La storia di Giovanni Custodero

Giovanni Custodero era un ragazzo come tanti: amava giocare a calcio a 5 e amava la vita. Eppure la vita, lo sappiamo, riserva anche delle brutte sorprese.
Era il 2017 quando, a seguito di un sospetto gonfiore della caviglia, al giovane Giò fu diagnosticato un grave sarcoma sinoviale.

Non appena venne chiarita l’entità del male, la famiglia di Giovanni si prodigò per fargli avere le migliori cure, a Firenze, presso il reparto di Radioterapia Oncologica di Careggi.
Come avrete già intuito, però, questa storia non è esattamente a lieto fine, ma non per questo è meno meritevole di essere raccontata: purtroppo certe volte questi mali non vengono sconfitti. In questo caso, ciò che ci preme sottolineare è sia il percorso di Giò, sia ciò che ha lasciato in dono ai suoi cari e a tutti noi.

Giovanni, nella sua incessante lotta, aveva scelto fin da subito una soluzione drastica: l’amputazione della gamba, cui seguì un periodo felice durante il quale potette, fortunatamente, godersi appieno la vita.
Continuò a raccontare le sue vicende, senza mai fermarsi. Mettendoci la faccia cercava di essere d’aiuto verso il prossimo, e ci riusciva: sono state davvero tante le persone raggiunte a cui è riuscito a trasmettere forza.

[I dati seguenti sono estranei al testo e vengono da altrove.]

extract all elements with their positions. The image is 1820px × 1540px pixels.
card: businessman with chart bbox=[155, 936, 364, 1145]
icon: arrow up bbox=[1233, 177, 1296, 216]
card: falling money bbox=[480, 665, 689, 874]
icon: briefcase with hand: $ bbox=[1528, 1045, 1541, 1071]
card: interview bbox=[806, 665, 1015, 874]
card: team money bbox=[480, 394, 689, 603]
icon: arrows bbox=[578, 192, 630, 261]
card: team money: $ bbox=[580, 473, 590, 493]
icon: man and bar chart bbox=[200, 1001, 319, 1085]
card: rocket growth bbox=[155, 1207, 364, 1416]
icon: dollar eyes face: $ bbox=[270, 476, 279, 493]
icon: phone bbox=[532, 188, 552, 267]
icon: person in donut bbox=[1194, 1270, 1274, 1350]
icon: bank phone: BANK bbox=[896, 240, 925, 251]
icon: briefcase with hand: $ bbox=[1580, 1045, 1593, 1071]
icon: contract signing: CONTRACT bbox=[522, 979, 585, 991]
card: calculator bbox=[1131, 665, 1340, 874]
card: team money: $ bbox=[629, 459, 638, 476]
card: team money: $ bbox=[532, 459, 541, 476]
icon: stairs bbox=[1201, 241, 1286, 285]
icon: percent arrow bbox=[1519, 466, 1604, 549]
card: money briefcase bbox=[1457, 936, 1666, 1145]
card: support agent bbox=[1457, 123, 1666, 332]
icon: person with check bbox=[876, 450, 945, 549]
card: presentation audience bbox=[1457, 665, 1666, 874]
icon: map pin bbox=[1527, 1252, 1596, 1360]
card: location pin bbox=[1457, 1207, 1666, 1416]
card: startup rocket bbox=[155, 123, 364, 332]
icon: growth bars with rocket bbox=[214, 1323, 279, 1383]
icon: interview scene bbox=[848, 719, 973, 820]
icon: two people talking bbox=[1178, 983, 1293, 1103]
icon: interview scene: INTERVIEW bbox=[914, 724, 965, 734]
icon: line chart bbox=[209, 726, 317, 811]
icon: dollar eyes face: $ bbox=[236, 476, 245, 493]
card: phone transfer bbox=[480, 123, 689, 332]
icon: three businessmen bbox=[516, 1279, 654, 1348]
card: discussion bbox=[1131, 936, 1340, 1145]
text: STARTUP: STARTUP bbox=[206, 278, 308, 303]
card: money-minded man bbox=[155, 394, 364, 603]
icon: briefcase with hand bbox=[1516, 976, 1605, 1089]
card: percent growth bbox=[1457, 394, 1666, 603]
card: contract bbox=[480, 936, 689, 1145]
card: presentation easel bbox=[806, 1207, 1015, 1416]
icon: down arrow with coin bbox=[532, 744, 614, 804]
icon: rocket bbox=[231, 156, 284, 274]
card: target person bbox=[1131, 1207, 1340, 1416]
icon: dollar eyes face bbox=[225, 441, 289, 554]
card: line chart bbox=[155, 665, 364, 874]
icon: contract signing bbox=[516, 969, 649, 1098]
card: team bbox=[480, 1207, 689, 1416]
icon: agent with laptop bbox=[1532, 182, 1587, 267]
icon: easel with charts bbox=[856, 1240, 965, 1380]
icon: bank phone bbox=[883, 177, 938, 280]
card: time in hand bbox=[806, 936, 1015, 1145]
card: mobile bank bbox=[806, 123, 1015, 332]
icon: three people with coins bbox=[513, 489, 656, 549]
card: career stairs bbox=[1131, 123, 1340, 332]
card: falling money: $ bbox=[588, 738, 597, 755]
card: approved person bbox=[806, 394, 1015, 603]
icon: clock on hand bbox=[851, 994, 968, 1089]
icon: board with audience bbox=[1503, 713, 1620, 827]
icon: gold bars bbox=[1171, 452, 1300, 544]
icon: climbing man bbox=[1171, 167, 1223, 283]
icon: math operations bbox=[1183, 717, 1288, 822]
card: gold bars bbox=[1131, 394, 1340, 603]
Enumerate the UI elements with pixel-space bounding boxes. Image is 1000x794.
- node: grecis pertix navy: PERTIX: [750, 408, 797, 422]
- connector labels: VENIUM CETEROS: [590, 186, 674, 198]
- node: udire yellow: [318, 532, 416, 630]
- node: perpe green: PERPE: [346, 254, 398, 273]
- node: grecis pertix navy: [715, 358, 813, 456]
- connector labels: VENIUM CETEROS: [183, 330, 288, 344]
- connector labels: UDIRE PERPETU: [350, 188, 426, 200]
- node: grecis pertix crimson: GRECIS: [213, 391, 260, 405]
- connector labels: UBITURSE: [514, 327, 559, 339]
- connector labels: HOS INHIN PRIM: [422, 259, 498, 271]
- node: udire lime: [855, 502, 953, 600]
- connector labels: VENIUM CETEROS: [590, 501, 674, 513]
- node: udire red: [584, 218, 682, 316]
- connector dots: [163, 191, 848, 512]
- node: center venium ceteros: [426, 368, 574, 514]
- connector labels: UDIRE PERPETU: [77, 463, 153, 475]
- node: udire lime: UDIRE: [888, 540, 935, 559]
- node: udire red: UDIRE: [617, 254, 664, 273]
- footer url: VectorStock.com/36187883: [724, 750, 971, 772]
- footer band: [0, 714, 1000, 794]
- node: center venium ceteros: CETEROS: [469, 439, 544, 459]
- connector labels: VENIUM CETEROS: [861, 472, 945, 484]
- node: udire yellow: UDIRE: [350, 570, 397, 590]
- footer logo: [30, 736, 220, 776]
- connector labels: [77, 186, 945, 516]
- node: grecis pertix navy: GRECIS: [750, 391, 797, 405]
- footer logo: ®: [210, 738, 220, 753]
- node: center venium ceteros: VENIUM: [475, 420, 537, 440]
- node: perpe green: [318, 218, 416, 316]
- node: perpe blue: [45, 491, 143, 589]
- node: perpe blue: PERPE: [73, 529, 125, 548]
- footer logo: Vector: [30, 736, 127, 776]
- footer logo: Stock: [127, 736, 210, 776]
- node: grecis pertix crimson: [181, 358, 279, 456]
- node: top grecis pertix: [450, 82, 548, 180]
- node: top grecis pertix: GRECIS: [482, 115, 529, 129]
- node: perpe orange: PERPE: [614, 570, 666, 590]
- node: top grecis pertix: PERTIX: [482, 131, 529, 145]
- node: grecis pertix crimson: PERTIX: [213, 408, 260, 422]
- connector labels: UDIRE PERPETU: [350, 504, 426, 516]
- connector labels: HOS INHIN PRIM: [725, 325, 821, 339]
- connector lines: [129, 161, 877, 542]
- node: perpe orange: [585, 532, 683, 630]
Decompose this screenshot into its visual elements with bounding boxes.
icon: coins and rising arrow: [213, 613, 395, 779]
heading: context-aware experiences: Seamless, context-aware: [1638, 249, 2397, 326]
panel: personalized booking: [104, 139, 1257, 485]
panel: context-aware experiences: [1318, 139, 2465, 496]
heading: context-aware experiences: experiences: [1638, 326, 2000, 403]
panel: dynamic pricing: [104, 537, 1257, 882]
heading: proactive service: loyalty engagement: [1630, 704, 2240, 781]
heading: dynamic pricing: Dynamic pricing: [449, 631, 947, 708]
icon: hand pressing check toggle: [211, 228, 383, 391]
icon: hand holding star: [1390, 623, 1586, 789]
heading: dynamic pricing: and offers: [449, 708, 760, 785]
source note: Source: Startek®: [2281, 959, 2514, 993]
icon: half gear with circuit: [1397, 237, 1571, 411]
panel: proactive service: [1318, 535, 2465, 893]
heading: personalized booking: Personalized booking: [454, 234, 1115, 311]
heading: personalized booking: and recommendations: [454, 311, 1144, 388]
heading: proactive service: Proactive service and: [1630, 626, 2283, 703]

Riuscì persino a creare una community attorno alle sue vicende, e con degli amici mise su delle campagne di crowdfunding per finanziare i propri “viaggi della speranza”, come li chiamava lui stesso, alla volta di Firenze.
Il suo simbolo era una raffigurazione di Leonida di Sparta, e per tutti ormai Giò era il “Guerriero sorridente”, un sorriso che nessuno gli ha mai tolto, e con cui ha saputo contagiare tutto il reparto di Radioterapia oncologica di Careggi.

Giò purtroppo non ce l’ha fatta: ci ha lasciati a inizio 2020 dopo una recrudescenza inarrestabile del tumore.
Tuttavia, il Giò che conosciamo continua a essere fra noi grazie ai desideri che la madre e la sorella continuano a trasformare in realtà: dalla creazione di un’associazione a suo nome, passando per un libro e un fumetto contenenti la sua storia, al fine di ispirare tante altre persone nella sua situazione, e non ultima la donazione effettuata alla FRO Onlus, che Elena Maggi, madre di Giovanni, ci ha consegnato il 28 dicembre scorso.

Grazie di tutto Super Giò. Grazie Guerriero Sorridente!